I have never fantasized about vacationing in Hawaii. Thailand and Morocco, yes . . . but Maui? No way.
This wasn't always the case. As a tot, I went through a phase where I daydreamed of visiting our 50th state. This was back when Dad traveled on business frequently, and the airlines were pushing cheaper fares to the former Sandwich Islands. He'd return from trips bearing promotional trinkets that featured images of smiling brown people, clad in leis and colorful fabrics. Even in childhood, I was powerfully drawn to men who wore skirts and accessorized with flowers.
My interest began waning in high school, thanks largely to a classmate who had spent his youth there. His only blatant criticism of native culture that I recall was the pronouncement that he'd sooner eat wet cement than ever touch a bowl of poi. But what made me suspect that Hawaii wasn't exactly Fantasy Island was his endless fashion parade of Kliban cat T-shirts, direct from the factory outlet store.
These days, I can think of a million reasons why I wouldn't want to visit. Mount St. Helens and one too many Irwin Allen films have left me with a healthy fear of volcanoes. The Discovery Channel's "Shark Week" has ensured I'll never attempt to hang ten. And I've spent too many years eradicating even the slightest hint of a swish in my walk to risk undoing my hard work with something as frivolous as a hula lesson.
I'd always been under the impression that my parents shared my disinterest. Dad was stationed in Germany early in their marriage, and even after they returned to the US, their ideal getaway was shopping for stemware in the Black Forest, visiting a few cathedrals, and washing down a plate of schnitzel and sauerkraut with a stein of local brew.
But shortly after retirement, my folks started making regular pilgrimages to Hawaii. Suddenly, photos of them sitting in skiffs sailing over blue waters, festooned with leis, featured prominently on their Christmas cards. My birthday now brought pounds of Kona coffee, carved wooden masks, and shirts so garish I could pass for a bartender at Trader Vic's.
But did they ever bring back music from Hawaii for me? Hell, no. Which isn't surprising. My family traditionally purchases presents intended for the person they pray I'll become someday, as opposed to the one I am, and I do the same to them. I'm still holding out for a Christmas sweater that's black—not blue or brown—and my father continues to let that 4-CD collection of LA cool jazz from the '50s gather dust.
Despite a freezer full of chocolate-covered macadamia nuts, what I knew about Hawaiian music—once you got past Don Ho and "My Little Grass Shack"—couldn't fill a coconut shell. The High Llamas' 1997 CD Hawaii is lovely, but it has more to do with Pet Sounds than any notions of authenticity, and the steel guitar sample on which Aleem's 1996 downtempo dance gem "Why Hawaii" is based was lifted from Patsy Cline's "Walkin' After Midnight," for heaven's sake.

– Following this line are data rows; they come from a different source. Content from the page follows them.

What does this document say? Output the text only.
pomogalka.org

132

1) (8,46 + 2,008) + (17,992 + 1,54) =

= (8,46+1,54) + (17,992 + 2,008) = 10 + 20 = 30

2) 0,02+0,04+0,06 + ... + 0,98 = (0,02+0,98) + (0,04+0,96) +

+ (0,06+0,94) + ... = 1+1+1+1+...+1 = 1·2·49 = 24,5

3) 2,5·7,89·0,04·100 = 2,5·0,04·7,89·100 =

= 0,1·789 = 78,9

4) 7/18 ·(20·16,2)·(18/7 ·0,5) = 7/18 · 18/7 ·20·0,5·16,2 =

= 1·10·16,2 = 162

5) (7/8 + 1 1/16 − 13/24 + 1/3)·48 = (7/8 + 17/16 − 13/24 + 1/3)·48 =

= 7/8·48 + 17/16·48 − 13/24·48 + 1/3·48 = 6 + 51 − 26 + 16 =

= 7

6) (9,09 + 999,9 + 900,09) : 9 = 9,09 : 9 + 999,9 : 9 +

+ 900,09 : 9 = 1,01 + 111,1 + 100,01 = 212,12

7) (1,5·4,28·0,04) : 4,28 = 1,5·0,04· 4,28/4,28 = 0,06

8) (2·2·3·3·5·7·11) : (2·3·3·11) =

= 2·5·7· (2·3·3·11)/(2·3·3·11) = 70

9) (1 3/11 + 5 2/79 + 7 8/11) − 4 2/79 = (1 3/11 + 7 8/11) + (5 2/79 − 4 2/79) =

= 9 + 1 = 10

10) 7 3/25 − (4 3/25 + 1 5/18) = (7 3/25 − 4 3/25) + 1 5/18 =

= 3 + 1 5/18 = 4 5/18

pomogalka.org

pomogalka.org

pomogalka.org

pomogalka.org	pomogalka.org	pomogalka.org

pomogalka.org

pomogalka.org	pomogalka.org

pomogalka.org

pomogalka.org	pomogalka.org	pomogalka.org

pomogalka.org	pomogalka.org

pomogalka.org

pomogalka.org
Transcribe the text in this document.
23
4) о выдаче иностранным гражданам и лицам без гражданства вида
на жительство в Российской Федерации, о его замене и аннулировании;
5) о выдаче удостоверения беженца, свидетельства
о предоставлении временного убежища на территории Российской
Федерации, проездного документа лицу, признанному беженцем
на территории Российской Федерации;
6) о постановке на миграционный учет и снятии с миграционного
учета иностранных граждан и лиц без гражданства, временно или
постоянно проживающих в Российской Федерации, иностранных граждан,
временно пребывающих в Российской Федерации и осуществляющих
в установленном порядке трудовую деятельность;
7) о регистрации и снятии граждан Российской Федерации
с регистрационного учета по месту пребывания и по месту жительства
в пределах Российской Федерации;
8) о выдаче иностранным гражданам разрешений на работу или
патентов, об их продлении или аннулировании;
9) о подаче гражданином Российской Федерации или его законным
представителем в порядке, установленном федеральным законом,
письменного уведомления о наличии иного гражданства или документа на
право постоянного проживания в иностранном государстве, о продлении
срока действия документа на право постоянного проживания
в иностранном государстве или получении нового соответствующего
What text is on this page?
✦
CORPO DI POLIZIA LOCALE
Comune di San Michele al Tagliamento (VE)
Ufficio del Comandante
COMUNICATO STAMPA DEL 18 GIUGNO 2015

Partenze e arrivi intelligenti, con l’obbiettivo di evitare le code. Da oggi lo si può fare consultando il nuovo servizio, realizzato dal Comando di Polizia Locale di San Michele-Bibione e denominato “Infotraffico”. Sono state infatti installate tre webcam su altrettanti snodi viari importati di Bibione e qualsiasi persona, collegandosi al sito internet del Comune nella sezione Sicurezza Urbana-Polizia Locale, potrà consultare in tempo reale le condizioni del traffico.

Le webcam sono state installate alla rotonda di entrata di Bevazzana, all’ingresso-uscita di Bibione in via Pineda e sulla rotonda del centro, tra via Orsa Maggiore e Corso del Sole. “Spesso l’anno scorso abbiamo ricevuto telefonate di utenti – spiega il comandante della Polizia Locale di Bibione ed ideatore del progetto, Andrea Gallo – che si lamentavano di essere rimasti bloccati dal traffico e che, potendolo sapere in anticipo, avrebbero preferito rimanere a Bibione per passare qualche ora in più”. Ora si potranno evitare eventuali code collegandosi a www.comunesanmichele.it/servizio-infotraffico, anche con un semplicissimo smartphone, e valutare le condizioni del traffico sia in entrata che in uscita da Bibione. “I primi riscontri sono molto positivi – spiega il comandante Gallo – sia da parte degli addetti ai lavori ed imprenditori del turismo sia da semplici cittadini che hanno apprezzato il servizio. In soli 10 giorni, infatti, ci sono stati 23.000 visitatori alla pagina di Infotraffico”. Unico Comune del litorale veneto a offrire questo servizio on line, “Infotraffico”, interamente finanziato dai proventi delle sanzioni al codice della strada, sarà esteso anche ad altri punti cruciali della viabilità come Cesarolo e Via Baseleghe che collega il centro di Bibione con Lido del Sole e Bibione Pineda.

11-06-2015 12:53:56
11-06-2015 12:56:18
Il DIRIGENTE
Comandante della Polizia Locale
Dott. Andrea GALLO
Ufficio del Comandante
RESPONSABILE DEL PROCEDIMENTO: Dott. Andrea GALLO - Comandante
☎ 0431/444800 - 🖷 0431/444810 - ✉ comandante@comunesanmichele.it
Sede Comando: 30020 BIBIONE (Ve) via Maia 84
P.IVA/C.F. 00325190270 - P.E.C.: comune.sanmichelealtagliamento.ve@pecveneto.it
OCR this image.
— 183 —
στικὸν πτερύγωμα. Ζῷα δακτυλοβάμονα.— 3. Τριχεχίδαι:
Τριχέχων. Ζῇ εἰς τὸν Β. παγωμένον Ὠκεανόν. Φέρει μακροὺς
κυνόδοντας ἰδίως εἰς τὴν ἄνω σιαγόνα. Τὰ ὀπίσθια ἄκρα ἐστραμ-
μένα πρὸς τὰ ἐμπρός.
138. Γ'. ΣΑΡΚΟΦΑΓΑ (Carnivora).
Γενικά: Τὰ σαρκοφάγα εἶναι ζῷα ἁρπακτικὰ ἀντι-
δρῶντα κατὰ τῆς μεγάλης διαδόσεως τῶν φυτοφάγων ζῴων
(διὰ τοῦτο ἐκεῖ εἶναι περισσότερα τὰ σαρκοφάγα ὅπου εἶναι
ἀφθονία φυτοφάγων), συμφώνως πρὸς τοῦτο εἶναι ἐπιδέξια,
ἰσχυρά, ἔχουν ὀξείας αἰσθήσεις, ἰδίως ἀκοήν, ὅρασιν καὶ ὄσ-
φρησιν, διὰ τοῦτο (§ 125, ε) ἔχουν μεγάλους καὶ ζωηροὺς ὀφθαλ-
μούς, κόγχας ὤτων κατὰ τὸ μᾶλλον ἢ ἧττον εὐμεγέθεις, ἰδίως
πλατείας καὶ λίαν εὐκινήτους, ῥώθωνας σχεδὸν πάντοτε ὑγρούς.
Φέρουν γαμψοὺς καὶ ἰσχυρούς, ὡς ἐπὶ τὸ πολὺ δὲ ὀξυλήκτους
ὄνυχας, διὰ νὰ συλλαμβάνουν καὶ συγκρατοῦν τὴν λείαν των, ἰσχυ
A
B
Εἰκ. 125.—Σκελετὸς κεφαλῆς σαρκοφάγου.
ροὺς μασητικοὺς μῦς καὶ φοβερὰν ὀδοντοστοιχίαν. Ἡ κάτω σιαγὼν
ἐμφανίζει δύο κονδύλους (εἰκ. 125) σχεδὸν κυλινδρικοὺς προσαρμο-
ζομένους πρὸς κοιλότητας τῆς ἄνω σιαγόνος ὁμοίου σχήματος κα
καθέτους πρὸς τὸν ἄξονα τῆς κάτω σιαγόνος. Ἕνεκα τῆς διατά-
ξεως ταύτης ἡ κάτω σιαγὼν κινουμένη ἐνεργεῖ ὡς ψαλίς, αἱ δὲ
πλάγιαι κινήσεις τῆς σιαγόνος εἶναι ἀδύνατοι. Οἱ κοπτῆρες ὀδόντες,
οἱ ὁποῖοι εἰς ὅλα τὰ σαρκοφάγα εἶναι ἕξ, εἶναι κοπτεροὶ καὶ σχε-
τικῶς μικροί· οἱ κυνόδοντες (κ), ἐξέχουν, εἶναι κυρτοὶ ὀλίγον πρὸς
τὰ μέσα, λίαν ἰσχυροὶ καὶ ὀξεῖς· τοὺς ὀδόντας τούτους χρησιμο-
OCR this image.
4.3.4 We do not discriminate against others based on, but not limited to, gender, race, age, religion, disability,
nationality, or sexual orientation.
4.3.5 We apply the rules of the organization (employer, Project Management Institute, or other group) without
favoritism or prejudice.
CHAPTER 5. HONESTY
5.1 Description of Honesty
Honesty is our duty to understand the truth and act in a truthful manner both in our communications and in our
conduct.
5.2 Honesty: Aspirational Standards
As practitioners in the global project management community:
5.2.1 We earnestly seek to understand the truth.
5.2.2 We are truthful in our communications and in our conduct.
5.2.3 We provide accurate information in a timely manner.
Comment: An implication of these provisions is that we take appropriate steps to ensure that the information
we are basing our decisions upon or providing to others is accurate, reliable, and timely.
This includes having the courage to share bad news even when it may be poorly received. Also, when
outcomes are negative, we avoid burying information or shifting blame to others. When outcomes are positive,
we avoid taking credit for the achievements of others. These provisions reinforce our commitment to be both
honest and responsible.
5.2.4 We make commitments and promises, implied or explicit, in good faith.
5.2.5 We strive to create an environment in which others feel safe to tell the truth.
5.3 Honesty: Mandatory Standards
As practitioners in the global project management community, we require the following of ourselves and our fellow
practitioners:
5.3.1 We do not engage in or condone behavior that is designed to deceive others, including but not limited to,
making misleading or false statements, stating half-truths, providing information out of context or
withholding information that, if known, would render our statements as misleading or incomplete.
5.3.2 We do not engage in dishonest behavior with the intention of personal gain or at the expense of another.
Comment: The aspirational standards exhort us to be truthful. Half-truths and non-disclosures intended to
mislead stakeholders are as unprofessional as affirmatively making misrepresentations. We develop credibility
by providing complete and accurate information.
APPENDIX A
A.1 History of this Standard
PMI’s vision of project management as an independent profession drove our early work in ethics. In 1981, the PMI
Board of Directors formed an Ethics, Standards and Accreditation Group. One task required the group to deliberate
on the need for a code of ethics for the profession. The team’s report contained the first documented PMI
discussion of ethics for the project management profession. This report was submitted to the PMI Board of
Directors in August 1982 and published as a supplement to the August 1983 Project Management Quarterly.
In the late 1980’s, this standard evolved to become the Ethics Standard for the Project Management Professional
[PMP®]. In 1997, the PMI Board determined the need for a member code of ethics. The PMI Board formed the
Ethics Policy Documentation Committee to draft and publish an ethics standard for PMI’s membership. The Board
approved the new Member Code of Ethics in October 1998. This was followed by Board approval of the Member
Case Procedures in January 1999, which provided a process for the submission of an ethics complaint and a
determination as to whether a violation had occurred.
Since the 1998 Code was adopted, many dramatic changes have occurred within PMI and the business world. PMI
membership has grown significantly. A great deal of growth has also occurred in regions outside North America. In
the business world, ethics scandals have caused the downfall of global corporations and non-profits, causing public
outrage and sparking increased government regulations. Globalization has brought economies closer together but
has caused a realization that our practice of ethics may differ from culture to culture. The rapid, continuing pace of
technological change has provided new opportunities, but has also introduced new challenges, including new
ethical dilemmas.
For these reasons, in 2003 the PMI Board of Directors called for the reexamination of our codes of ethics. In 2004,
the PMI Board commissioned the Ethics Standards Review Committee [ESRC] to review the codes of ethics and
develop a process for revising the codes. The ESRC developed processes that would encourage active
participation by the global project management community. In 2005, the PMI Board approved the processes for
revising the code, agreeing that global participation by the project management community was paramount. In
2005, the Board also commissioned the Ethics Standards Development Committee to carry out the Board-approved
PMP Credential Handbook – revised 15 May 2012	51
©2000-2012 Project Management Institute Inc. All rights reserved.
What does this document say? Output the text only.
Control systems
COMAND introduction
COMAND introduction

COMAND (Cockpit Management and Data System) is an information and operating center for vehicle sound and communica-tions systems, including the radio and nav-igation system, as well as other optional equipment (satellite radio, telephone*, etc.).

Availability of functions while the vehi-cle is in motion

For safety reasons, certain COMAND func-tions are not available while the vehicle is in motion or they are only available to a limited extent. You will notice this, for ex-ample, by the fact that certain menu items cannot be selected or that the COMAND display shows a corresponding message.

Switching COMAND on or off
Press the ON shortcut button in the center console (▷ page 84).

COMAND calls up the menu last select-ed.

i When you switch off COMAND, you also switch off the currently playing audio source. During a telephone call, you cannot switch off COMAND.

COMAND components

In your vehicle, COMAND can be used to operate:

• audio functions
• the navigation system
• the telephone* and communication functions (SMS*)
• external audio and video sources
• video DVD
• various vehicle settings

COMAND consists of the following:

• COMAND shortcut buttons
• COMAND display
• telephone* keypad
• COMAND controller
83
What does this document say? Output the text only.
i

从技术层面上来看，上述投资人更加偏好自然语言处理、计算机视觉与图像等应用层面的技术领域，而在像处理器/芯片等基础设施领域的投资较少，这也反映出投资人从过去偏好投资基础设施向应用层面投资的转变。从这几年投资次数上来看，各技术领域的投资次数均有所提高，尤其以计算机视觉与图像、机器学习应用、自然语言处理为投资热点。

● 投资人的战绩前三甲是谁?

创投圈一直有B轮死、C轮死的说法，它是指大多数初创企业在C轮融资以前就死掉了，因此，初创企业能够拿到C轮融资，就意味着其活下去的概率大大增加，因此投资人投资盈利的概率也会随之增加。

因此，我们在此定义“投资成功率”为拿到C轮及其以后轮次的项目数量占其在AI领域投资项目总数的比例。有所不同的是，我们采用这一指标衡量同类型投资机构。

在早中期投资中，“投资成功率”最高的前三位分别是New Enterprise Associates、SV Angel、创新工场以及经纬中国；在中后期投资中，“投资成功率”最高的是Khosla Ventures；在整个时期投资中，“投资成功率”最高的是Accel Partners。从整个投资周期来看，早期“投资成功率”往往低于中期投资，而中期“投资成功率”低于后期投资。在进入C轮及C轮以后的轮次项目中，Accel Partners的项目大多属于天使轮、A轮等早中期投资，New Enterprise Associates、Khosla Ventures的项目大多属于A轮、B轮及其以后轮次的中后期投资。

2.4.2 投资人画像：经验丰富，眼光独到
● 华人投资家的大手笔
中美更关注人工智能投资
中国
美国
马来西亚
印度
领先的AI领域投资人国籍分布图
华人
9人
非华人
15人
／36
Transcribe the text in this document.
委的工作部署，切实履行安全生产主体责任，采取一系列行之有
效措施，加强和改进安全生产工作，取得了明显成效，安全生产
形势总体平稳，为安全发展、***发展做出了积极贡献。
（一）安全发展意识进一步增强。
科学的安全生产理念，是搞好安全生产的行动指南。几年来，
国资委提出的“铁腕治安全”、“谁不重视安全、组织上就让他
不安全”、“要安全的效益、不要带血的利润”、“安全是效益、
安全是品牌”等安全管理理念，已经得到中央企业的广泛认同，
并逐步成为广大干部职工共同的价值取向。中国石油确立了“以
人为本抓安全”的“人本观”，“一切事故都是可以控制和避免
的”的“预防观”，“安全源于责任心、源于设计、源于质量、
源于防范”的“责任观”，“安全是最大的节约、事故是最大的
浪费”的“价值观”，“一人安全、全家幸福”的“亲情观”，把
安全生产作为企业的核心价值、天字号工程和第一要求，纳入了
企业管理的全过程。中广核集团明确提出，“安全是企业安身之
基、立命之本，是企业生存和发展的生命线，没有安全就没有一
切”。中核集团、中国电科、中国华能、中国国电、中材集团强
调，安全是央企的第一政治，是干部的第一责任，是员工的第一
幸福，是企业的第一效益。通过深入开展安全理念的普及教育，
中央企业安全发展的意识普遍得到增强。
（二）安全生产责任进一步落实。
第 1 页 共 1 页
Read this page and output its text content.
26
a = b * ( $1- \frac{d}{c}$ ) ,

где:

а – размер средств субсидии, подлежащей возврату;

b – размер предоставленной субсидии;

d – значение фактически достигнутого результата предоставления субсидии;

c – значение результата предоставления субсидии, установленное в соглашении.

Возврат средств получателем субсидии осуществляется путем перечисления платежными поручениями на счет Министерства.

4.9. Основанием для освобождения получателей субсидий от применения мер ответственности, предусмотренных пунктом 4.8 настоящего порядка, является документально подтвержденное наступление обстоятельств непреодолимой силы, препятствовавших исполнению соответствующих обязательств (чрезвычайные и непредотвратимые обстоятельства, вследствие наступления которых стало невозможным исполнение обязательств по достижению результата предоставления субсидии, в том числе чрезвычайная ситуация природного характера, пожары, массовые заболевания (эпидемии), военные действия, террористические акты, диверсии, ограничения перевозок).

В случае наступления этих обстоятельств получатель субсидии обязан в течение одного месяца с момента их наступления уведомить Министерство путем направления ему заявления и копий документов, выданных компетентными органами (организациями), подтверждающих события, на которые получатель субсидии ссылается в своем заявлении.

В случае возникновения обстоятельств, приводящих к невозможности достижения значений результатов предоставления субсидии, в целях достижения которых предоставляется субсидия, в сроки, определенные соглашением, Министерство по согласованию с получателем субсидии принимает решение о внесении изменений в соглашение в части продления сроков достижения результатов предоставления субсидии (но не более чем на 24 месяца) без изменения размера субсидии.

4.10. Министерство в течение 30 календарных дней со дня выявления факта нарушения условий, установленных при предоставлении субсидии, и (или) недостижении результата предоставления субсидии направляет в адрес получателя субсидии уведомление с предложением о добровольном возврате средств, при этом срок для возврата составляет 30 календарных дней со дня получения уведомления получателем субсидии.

But now I know better. A few weeks ago my friend Jason and I set out to climb Mailbox Peak. My companion, whose taste in music makes mine seem downright plebian, kept playing a jaunty, old-timey ditty called "Singin' in the Bathtub" over and over on the CD player as we drove along the back roads, searching for the head of the trail. The lyric, a celebration of taking a long, hot soak, was amusing, but what transfixed me was the lead instrument, with a crisp, twangy timbre distinct from the mandolin, ukulele, or banjo.
Transferred from the original 78, the song by Four Hawaiian Guitars is just one of 23 delights preserved on Hawaiian String Virtuoso: Acoustic Steel Guitar Classics from the 1920s (Yazoo), an anthology of cuts by King Bennie Nawahi. Nawahi, born on July 3, 1899, was a master of the mandolin, guitar, and harmonica, and made a killing in vaudeville as a ukulele player; his showstopper was whipping off lightning-fast solos with the tiny instrument held behind his head. And 70-plus years later, his mastery of the acoustic steel still comes as a revelation, especially to a dolt like me who's only ever heard cheesy (and apparently much easier to play) electric steels.
Nawahi's repertoire covers an impressive range: country, hot jazz, blues, traditional Hawaiian melodies, all of them infused with vibrancy. The lyrical preoccupations ("Waikiki Blues," "Aloha Means I Love You") betray concessions to the mainland's obsession with South Seas exotica, but there's nothing phony about the charm of Nawahi and the many ensembles he fronts on this collection. I was so taken, I bought two copies—one for myself, and one for my folks.